In Wuthering Heights, Bronte also uses a multi-layered narrative structure; nontheless, she achieves a notably different result. There are two clear narrators – Lockwood and Nelly, but the novel becomes almost a drama because the language and dialogue connect the reader to the narrative. Different levels of narration construct the story, not by telling events from different perspectives, but by the combined participation of the characters to relate the “truth.” For instance, as Nelly is relating the incident of Catherine’s arrival at the Heights to Mr. Lockwood (who is relating the story to the reader), the reader is informed that Nelly “has not seen her [Catherine] since she left.” Nelly says, “Zillah has told me something of the way the go on, otherwise I should hardly know who was dead, and who living.” This shows that almost nothing of what she is about to tell has been witnessed by Nelly herself, making her an unreliable narrator. In addition, the person Nelly hears Catherine’s experiences from “thinks Catherine is haughty and does not like her.” Who is to say then, that Zillah’s story is not flowered up in accordance with her preconceived opinions about Catherine. After all, Nelly even admits that Catherine has “enlisted my informant among her enemies, as securely as if she had done her some great wrong.” (Bronte 259). Because Zillah is limited by her prejudices, the reader can even dare to imagine that he/she has a better understanding of Catherine than Zillah does herself. Clearly, Bronte’s narrators are usually just eyewitnesses, and even then they neither have an absolute, unbiased knowledge about the events, nor do they know the depths of thought and inner life of the other characters. Thus, certainty and valid truth escape the reader and ensure he/she will never truly achieve complete knowledge of what is purposefully made unknown.

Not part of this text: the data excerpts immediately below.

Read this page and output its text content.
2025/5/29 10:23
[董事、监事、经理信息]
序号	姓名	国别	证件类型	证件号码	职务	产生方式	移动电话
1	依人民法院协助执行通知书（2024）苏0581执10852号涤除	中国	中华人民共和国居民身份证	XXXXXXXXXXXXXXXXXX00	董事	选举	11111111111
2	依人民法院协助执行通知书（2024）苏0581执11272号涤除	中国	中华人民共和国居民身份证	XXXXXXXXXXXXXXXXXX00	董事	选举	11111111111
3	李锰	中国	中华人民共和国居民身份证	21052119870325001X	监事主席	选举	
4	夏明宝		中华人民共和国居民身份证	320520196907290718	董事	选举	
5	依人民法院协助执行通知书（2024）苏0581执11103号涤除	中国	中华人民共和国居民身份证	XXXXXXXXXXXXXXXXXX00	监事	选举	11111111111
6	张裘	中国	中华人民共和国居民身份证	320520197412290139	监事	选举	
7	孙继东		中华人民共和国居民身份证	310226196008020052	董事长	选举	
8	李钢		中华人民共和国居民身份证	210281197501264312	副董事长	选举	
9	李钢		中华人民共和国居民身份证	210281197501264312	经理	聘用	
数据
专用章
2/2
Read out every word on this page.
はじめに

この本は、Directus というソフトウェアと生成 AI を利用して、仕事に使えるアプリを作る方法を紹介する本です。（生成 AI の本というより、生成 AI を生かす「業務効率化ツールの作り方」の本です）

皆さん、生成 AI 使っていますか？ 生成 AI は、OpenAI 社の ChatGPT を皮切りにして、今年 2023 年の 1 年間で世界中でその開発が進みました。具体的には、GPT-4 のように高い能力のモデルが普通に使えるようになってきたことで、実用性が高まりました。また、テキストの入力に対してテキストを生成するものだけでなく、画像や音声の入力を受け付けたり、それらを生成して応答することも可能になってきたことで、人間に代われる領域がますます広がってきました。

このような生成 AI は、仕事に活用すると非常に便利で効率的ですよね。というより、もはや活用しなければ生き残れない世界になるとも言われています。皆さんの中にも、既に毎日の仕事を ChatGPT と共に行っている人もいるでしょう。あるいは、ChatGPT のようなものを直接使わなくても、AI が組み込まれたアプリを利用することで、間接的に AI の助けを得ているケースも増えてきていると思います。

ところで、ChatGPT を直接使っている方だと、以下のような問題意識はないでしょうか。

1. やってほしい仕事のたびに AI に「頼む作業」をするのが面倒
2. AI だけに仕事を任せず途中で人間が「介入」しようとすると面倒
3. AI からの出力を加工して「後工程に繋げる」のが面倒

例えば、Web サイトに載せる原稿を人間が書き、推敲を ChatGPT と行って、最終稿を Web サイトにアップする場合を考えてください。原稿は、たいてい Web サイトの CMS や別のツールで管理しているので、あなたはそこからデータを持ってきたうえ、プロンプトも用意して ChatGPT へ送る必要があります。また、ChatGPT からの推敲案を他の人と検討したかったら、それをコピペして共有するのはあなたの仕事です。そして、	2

Evidently, both Bronte and Shelley effectively employ various narrative techniques to cloud potential knowledge in unreliability. Meanwhile, they manage to use the avenue of language to endow the very same hidden truth with the attribute of lasting certainty. In, “Ozymandias,“ the reader’s best access to the story and the mysterious king himself ends up being the medium of language. The king’s words, “My name is Ozymandias, king of kings: Look on my works, ye Mighty, and despair,” are the only lines of the poem in which the reader can feel like he/she is getting somewhat verifiable or at least indirectly quotable information. The inscription is powerful, lasting, and withstands even the test of time, though the king and even the statue itself has withered away. Surely, the sculptor’s work will “survive, stamped on lifeless things,” and the statue still stands “round the decay of that colossal wreck,” but there is a sense that even though the statue has outlasted its “boundless and bare” surroundings, it will eventually decay with time. (Damroch 782). The inscription of words, however, seems more true and even eternal because the words survived the wear of time, and once spoken or written remain forever. Whether or not the rest of the details are accurate takes a second place priority to the knowledge that the supposed truth which the reader is exposed to will be certain and lasting. Perhaps Shelley chose the medium of poetry because poetry itself creates “truth” that lasts. After all, poetry is meant to be reread over and over again, and is likely to stay suspended in one’s imagination longer than sentences of a novel or short story.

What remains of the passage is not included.